Of his six matches, Lewan went to overtime in half of them. His lone loss came against Kendall Coleman (Purdue) in regulation. The only wrestler to have nearly as much mat time as Lewan was Edmund Ruth (Illinois) who finished with exactly 45 minutes through his six matches.
Lewan managed only 17 points across all the time he spent on the mat. This comes out to a 0.37 points-per-minute average, which was the 27th-lowest scoring rate across the entire tournament. However, he was also very stingy defensively as he allowed only 0.24 points per minute. Also, his strategy of slowing matches down does seem to work for him. After all, he did finish third in a rather deep weight.

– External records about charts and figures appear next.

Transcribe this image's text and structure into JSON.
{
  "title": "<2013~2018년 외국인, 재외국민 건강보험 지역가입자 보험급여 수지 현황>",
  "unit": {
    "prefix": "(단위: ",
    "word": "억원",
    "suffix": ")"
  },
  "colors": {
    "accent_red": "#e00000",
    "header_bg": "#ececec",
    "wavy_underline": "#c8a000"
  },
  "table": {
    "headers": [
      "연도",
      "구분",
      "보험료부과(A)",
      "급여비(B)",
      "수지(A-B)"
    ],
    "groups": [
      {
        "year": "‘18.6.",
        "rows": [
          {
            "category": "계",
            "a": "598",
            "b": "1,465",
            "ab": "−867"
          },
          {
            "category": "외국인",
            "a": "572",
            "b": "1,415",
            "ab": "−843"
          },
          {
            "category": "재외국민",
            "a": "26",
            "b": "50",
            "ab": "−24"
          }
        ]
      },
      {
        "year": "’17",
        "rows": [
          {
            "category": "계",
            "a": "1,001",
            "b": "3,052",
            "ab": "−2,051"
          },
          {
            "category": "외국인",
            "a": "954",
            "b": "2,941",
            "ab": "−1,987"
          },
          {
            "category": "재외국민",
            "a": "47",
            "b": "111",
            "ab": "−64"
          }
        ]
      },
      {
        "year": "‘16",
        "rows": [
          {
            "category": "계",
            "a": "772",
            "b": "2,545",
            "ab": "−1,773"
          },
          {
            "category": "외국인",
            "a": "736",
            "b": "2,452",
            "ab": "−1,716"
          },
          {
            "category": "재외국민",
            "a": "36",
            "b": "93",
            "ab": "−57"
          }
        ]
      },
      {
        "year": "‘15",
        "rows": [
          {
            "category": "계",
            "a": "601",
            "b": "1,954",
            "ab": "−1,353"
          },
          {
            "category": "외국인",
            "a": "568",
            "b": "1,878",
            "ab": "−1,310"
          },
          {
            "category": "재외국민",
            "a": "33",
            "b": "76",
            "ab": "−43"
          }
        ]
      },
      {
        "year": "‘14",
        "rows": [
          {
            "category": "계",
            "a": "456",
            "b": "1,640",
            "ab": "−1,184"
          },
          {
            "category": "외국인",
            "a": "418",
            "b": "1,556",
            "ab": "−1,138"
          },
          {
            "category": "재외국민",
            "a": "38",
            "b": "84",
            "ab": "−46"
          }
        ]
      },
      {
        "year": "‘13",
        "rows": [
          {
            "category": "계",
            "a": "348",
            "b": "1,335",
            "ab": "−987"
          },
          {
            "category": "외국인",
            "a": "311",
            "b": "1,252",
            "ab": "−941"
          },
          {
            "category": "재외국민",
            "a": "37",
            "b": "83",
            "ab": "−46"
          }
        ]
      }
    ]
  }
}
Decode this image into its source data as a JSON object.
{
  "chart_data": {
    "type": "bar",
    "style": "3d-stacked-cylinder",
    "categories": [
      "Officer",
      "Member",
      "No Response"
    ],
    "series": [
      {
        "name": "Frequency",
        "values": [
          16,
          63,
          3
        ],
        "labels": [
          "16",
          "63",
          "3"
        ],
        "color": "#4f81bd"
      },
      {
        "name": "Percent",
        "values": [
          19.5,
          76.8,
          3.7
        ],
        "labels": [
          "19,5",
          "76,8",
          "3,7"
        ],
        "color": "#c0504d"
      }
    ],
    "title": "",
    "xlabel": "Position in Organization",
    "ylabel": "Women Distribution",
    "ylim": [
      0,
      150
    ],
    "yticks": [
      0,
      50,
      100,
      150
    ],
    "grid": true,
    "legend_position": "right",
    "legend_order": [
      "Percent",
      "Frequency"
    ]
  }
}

At the last NCAA tournament, Lewan famously finished fifth while employing quite similar tactics. It may not be the most fan-friendly style, but at the end of the day winning is what matters, and winning close matches can be essential in big tournaments.
Also, this is the second year that NCAA wrestling has used the two-minute sudden victory round in overtime. Previously, it was only a one-minute period before tiebreakers. Now, the wrestlers must slog through an entire two minutes before they get their shot on bottom. This was clearly implemented to limit the number of matches that go to tiebreakers, and it appears to be working.
At the Big Ten tournament, there were 285 matches excluding medical forfeits. Of those 285 matches, 31 went to overtime. Of the matches that went to overtime, 27 were decided in the first sudden victory period. Only three matches went to rideouts.